Ca y est je suis en bas, mais au lieu d’un lac, ce n’est purement et simplement qu’un fond de vallon, aucun lac ! Aaahhh, je comprends mon erreur, je suis tellement monté haut au-dessus du col que je l’ai dépassé, et je suis redescendu côté italien alors que je croyais descendre vers le lac côté français, elle est bien bonne ! Mais ce n’est pas grave puisque je vois déjà un chemin et des cairns, en les suivant je vais enfin arriver au col, ça ne sera juste que par l’autre côté que celui par lequel j’aurais normalement du arriver !

Je marche donc tout content de savoir que la fin est enfin proche, quand soudain… ce gros rocher là devant moi, bon sang je suis déjà passé devant, c’était bien avant le lac et pas longtemps après le refuge, ce n’est pas possible!!! J’avance encore un peu mais plus de doutes, je reconnais certains passages, je ne suis pas en Italie ni à côté du lac mais sur le chemin juste après le refuge, je me suis perdu bien plus tôt que je ne l’ai cru, il est minuit et toute la montée au bivouac reste encore à faire, avec le risque de toujours se perdre… Je songe un instant à retourner au refuge mais non je veux me battre, j’y passerai toute la nuit s’il le faut mais j’y arriverai !

Je repars donc mais tout doucement, je me force à aller de cairns en cairns et à revenir sur mes pas si après quelques dizaines de mètres je ne vois pas une nouvelle marque.
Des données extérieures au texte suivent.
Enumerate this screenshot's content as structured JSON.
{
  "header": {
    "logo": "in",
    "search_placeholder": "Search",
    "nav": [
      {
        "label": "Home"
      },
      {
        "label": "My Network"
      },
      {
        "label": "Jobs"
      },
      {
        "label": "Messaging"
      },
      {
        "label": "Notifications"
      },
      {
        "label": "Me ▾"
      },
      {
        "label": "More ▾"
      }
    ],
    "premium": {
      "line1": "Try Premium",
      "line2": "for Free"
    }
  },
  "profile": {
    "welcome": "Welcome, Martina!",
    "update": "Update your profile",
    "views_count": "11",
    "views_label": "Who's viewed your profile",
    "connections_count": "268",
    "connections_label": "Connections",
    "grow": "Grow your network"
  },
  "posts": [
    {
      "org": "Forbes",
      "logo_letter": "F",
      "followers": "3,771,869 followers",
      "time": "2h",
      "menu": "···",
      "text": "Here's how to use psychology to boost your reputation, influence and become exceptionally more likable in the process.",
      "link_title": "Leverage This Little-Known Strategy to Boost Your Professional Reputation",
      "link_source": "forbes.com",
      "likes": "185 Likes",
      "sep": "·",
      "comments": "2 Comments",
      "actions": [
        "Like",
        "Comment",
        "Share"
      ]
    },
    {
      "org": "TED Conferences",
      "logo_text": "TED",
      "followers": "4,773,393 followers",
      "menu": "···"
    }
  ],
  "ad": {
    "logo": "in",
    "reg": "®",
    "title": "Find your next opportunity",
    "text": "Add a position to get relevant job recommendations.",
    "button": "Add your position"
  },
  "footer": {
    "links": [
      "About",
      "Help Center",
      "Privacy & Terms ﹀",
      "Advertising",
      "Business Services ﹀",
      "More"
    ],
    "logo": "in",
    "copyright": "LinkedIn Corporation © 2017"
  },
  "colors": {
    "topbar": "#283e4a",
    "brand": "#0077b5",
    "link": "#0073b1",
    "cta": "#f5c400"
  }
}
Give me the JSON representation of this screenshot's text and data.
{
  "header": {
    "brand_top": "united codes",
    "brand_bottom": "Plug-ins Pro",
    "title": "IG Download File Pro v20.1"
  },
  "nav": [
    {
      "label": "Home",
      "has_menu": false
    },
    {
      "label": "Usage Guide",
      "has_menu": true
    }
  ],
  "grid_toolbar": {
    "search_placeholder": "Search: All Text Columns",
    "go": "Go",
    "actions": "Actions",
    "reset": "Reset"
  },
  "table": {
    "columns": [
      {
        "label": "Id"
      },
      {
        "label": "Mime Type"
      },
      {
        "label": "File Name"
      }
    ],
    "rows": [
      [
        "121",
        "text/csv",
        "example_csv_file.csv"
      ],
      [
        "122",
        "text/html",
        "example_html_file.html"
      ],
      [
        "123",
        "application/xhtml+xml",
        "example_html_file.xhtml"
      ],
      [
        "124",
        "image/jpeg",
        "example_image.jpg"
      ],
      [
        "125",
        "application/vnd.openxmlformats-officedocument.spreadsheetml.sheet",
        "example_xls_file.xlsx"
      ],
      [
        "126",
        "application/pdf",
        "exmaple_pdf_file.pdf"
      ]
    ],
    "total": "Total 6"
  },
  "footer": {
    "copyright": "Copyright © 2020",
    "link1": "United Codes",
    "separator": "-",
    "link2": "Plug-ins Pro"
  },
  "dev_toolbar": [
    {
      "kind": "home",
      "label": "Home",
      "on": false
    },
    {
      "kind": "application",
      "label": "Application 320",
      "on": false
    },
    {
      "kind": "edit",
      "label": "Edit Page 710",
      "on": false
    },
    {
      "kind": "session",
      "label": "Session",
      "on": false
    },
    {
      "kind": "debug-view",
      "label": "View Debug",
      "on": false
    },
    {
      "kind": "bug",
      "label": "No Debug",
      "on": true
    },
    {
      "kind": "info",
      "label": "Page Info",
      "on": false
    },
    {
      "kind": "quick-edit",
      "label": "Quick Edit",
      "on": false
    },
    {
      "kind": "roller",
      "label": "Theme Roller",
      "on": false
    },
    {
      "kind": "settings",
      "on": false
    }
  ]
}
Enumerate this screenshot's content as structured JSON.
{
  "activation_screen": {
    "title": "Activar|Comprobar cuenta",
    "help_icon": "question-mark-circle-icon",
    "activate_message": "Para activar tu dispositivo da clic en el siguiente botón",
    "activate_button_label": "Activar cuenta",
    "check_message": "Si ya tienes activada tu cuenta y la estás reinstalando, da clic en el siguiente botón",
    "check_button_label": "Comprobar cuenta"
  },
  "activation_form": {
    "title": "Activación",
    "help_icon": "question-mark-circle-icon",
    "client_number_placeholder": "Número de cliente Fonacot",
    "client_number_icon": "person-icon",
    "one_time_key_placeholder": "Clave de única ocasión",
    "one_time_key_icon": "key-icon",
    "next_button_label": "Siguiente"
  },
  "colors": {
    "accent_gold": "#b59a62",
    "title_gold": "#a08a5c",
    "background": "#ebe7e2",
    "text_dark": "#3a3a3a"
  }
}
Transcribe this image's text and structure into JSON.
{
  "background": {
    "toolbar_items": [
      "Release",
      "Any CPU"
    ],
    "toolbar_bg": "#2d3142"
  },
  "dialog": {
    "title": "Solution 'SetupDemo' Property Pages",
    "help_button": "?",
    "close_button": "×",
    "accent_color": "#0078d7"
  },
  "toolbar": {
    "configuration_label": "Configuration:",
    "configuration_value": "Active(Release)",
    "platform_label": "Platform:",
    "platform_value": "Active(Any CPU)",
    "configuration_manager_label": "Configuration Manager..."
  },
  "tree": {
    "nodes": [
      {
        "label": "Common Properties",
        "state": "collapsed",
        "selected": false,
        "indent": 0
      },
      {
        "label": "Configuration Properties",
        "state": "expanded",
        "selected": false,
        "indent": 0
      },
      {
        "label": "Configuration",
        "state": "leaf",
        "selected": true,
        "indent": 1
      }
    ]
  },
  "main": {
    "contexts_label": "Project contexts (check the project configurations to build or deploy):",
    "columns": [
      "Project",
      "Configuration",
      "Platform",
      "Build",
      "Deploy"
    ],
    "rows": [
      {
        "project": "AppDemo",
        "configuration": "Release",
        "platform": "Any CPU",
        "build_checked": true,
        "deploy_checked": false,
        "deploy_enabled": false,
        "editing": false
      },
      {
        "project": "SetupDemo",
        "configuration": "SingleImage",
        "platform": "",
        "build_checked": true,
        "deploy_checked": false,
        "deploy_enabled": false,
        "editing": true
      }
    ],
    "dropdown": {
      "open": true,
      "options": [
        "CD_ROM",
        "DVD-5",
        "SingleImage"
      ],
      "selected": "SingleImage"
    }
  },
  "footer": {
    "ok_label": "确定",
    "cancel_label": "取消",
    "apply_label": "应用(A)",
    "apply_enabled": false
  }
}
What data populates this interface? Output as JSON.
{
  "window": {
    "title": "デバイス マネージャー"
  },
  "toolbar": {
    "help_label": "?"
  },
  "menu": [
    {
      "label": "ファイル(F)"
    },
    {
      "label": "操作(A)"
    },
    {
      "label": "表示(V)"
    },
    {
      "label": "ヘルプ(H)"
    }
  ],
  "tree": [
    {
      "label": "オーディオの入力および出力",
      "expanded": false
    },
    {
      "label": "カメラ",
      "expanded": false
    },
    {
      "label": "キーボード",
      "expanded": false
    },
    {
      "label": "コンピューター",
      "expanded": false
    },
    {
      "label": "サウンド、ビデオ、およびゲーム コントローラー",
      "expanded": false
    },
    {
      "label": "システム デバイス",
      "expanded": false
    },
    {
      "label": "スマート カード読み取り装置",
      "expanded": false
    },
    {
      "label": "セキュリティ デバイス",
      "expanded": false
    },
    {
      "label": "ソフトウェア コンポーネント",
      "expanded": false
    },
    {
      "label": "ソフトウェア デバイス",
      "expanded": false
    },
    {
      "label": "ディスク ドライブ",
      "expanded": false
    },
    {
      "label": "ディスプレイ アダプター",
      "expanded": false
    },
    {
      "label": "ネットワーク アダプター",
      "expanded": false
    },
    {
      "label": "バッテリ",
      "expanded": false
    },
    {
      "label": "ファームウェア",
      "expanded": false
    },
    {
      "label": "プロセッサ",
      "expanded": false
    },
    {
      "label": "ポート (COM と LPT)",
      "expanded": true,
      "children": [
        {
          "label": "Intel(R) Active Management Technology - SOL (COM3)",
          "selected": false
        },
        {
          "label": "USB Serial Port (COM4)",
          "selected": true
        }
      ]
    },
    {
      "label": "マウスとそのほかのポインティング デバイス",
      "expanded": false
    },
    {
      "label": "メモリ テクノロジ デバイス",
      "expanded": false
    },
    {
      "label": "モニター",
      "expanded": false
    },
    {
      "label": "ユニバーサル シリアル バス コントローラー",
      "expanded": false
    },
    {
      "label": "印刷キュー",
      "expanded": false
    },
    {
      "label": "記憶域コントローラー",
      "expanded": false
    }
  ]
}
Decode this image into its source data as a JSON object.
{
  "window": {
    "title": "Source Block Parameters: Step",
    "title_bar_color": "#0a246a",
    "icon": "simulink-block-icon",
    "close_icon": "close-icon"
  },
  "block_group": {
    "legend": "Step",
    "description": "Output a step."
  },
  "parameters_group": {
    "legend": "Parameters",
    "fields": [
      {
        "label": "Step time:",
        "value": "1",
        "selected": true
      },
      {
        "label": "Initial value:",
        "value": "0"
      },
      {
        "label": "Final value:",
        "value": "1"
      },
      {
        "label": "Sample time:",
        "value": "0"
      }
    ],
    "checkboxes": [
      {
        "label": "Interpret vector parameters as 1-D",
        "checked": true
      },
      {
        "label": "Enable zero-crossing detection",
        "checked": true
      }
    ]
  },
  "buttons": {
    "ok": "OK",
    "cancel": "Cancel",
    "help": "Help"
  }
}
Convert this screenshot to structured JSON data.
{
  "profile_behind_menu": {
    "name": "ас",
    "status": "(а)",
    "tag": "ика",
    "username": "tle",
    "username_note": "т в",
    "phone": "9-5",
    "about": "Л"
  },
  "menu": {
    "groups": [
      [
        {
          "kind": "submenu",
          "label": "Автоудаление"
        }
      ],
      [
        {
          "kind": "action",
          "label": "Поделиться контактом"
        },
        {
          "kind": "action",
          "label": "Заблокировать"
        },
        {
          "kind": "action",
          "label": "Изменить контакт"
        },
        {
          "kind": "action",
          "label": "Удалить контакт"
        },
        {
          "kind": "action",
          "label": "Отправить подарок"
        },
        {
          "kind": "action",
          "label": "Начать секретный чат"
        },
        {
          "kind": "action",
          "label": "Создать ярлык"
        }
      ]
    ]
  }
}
Je contrôle mon avancée sur la carte, c’est terrible parce que je croyais avoir déjà passé ces endroits en les contrôlant de la même façon sur la carte, et pourtant les passages sont maintenant complètement différents !

Je suis pour de bon bientôt au lac… mais je perds de nouveau les cairns, plus moyen d’en trouver un seul… je suis pourtant sûr d’être sur la bonne direction alors je prends le risque d’avancer encore, des cailloux, des blocs, des rochers, je monte, je traverse, nuit et brouillard toujours… quand enfin je retrouve les cairns ! Ah soyez béni mon Dieu, là ils se suivent maintenant très proches les uns des autres, je suis donc dans la dernière montée du pierrier, il n’y aura bientôt plus que la traversée à finir, celle où je croyais déjà être quelques heures plus tôt…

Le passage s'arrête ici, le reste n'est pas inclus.